Allah apa ini semacam teguran untukku? Untuk tidak mencintai salah satu hamba-Mu melebihi cinta pada-Mu? Benar, sungguh benar adanya apa yang dikatakan Ridwan barusan. Jika kita menggantungkan harapan pada selain Allah, akhir – akhirnya hanya akan mendapatkan sakit. Bagaimana bisa laki – laki yang selalu aku harapkan, selalu aku selipkan dalam setiap do’aku berharap ia bisa menjadi imamku kelak yang bisa membimbingku kedalam surga-Mu pun mengharapkan hal yang sama kepada perempuan lain?

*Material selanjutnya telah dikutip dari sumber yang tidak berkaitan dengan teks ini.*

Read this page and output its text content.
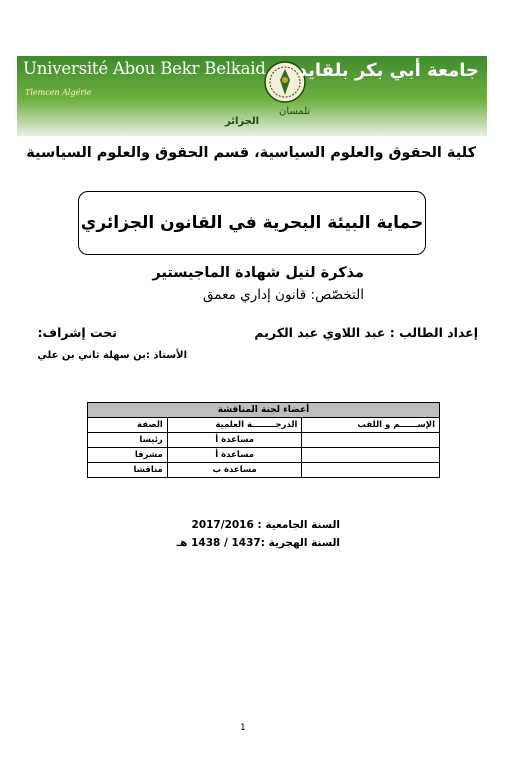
Université Abou Bekr Belkaid
Tlemcen Algérie
جامعة أبي بكر بلقايد
تلمسان
الجزائر
كلية الحقوق والعلوم السياسية، قسم الحقوق والعلوم السياسية
حماية البيئة البحرية في القانون الجزائري
مذكرة لنيل شهادة الماجيستير
التخصّص: قانون إداري معمق
إعداد الطالب : عبد اللاوي عبد الكريم
تحت إشراف:
الأستاذ :بن سهلة ثاني بن علي
أعضاء لجنة المناقشة		
الإســــــم و اللقب	الدرجــــــــة العلمية	الصفة
	مساعدة أ	رئيسا
	مساعدة أ	مشرفا
	مساعدة ب	مناقشا
السنة الجامعية : 2017/2016
السنة الهجرية :1437 / 1438 هـ
1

Allah aku tahu. Cinta ini indah, tapi...? ya Allah tapi sungguh aku sangat bersyukur mengetahui ini semua. Ketika aku terlalu berharap pada seseorang maka Engkau timpakan kepadaku pedihnya sebuah pengharapan, supaya aku mengetahui bahwasannya Engkau sangat mencemburui hati yang berharap pada selainMu. Mungkin maka dari itu pula Engkau menghalangiku dari perkara tersebut agar aku bisa kembali berharap pada-Mu. Jika memang tadinya aku berfikir bahwa cinta itu bisa patah, lalu bagaimana aku bisa mengerti cinta Allah? Astagfirullah maafkan diri ini yang selalu khilaf. Ampuni aku wahai Rabbku. Karena sampai detik ini aku masih menyimpan sebuah rasa cinta pada salah satu hamba-Mu. Jika memang rasa cinta ini membuatku jauh dari-Mu, maka hilangkanlah. Aku mohon pertemukan aku dengan orang yang mencintai-Mu diatas segalanya. Izinkan aku seindah melati yang indahnya bukan untuk semua lelaki tapi berlian untuk yang bertahta suami. Dan jika memang dia tidak baik untuk dunia dan akhiratku, aku berharap ia bisa di persatukan dalam ikatan persahabatan Illahi bersamaku.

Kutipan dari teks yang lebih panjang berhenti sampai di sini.